ADMINISTRATIVO E PROCESSUAL CIVIL. INEXISTÊNCIA DE VIOLAÇÃO AO ART. 1.022, II, DO CPC. FALTA PARCIAL DE PREQUESTIONAMENTO. SÚMULA 211 DO STJ. COISA JULGADA. REEXAME DO CONJUNTO FÁTICO-PROBATÓRIO PRODUZIDO NOS AUTOS. SÚMULA 7 DO STJ. 1. Os recorrentes, em peça padrão, sustentam que o art. 1.022, II, do CPC foram violados, mas deixa de apontar, de forma clara, o vício em que teria incorrido o acórdão impugnado. 2. A alteração da conclusão do Tribunal Regional sobre a coisa julgada, no caso, implica revolvimento do conjunto fático-probatório produzido nos autos, inadmissível na via especial, ante o óbice do enunciado da Súmula 7 do STJ. 3. A indicada afronta aos arts. 21 e 22 da LMS não pode ser analisada, pois o Tribunal de origem não emitiu juízo de valor sobre esses dispositivos legais. O Superior Tribunal de Justiça entende ser inviável o conhecimento do Recurso Especial quando os artigos tidos por violados não foram apreciados pelo Tribunal a quo, a despeito da oposição de Embargos de Declaração, haja vista a ausência do requisito do prequestionamento.
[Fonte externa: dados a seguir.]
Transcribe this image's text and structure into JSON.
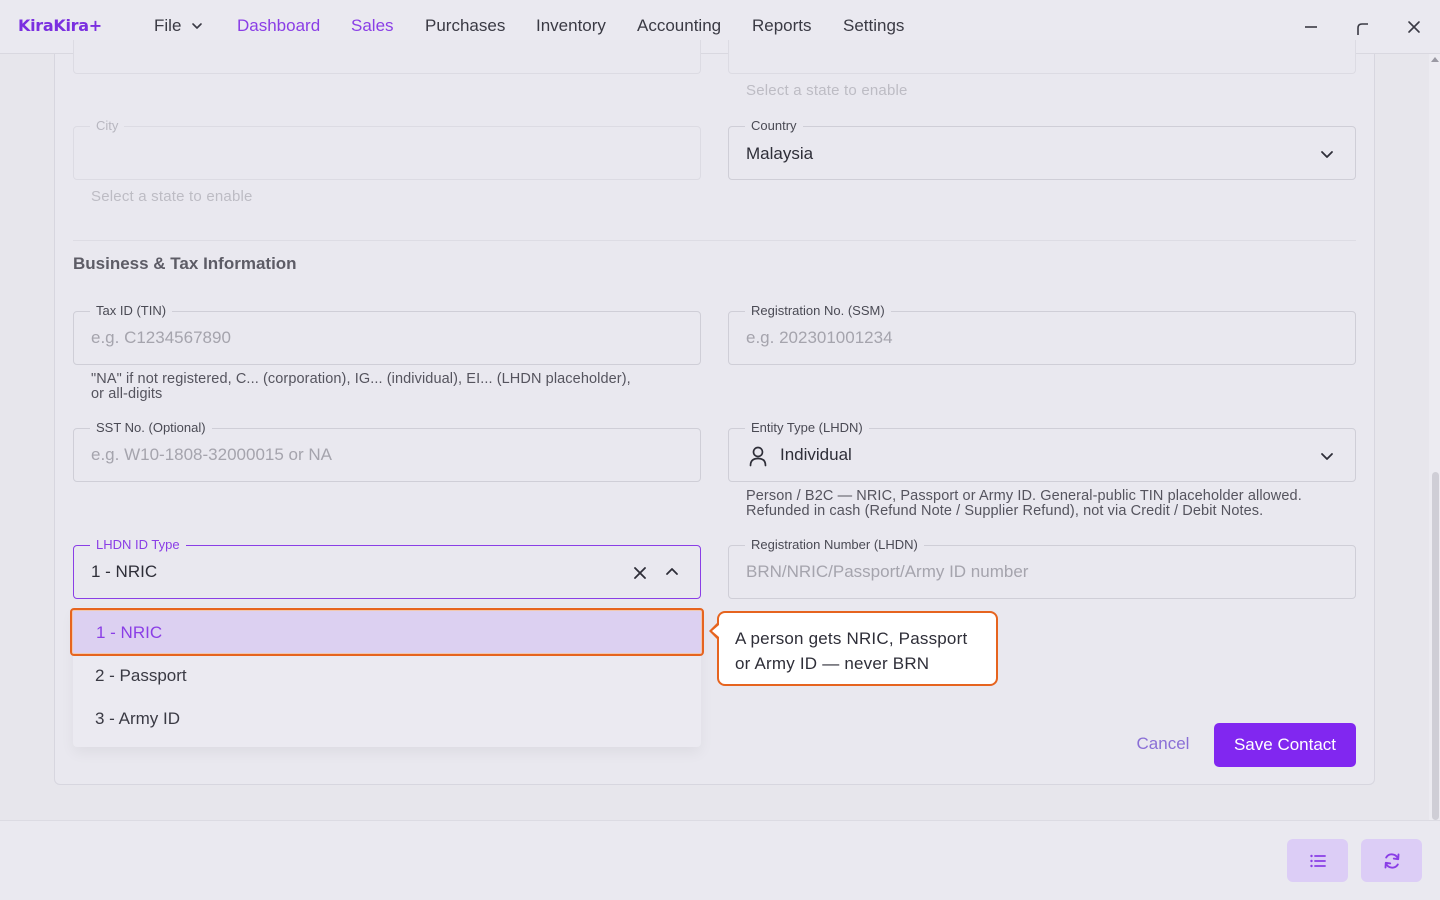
{
  "app": {
    "name": "KiraKira+"
  },
  "menu": {
    "file_label": "File",
    "nav": [
      "Dashboard",
      "Sales",
      "Purchases",
      "Inventory",
      "Accounting",
      "Reports",
      "Settings"
    ],
    "active": "Sales"
  },
  "address": {
    "state_helper": "Select a state to enable",
    "city_label": "City",
    "city_helper": "Select a state to enable",
    "country_label": "Country",
    "country_value": "Malaysia"
  },
  "business": {
    "section_title": "Business & Tax Information",
    "tin_label": "Tax ID (TIN)",
    "tin_placeholder": "e.g. C1234567890",
    "tin_helper_line1": "\"NA\" if not registered, C... (corporation), IG... (individual), EI... (LHDN placeholder),",
    "tin_helper_line2": "or all-digits",
    "ssm_label": "Registration No. (SSM)",
    "ssm_placeholder": "e.g. 202301001234",
    "sst_label": "SST No. (Optional)",
    "sst_placeholder": "e.g. W10-1808-32000015 or NA",
    "entity_label": "Entity Type (LHDN)",
    "entity_value": "Individual",
    "entity_helper_line1": "Person / B2C — NRIC, Passport or Army ID. General-public TIN placeholder allowed.",
    "entity_helper_line2": "Refunded in cash (Refund Note / Supplier Refund), not via Credit / Debit Notes.",
    "id_type_label": "LHDN ID Type",
    "id_type_value": "1 - NRIC",
    "id_type_options": [
      "1 - NRIC",
      "2 - Passport",
      "3 - Army ID"
    ],
    "reg_label": "Registration Number (LHDN)",
    "reg_placeholder": "BRN/NRIC/Passport/Army ID number"
  },
  "tooltip": {
    "line1": "A person gets NRIC, Passport",
    "line2": "or Army ID — never BRN"
  },
  "actions": {
    "cancel": "Cancel",
    "save": "Save Contact"
  },
  "icons": {
    "file_chevron": "chevron-down-icon",
    "minimize": "minimize-icon",
    "restore": "restore-icon",
    "close": "close-icon",
    "entity": "person-icon",
    "clear": "clear-icon",
    "list": "list-icon",
    "refresh": "refresh-icon"
  },
  "colors": {
    "accent": "#8127f0",
    "brand": "#7b2fe0",
    "highlight_border": "#e6641f",
    "selected_option_bg": "#dcd0f1"
  }
}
Incide, na espécie, a Súmula 211/STJ. 4. Segundo pacífico entendimento do STJ, o art. 1.025 do CPC somente poderá socorrer o recorrente se ele tiver oposto Embargos de Declaração ao acórdão proferido pela Corte a quo e alegado no Recurso Especial violação ao art. 1.022 do CPC. Ademais, esta Corte deverá reconhecer a existência de qualquer dos vícios embargáveis pelos aclaratórios, o que não ocorreu na hipótese sob julgamento. 5. O Código de Processo Civil de 2015, no art. 10, consagrou o princípio da não surpresa, o qual estabelece ser vedado ao julgador decidir com base em fundamentos jurídicos não submetidos ao contraditório no decorrer do processo. 6. Pretende-se, com a nova legislação, proibir ao máximo a chamada decisão-surpresa, também conhecida como decisão de terceira via, contra julgado que rompe com o modelo de processo cooperativo instituído pelo CPC/2015. 7. Entretanto, o art. 10 do CPC deve ser interpretado cum grano salis e com uso da técnica hermenêutica não ampliativa, à luz do princípio da não surpresa. 8. Assim sendo, não houve ofensa ao princípio da não surpresa, visto que o acórdão que averiguou os requisitos legais para a continuidade da relação processual não viola o art. 10 do CPC. 9. Agravo Interno não provido. (AgInt nos EDcl no REsp n. 2.073.152/RJ, relator Ministro Herman Benjamin, Segunda Turma, julgado em 11/3/2024, DJe de 6/5/2024.)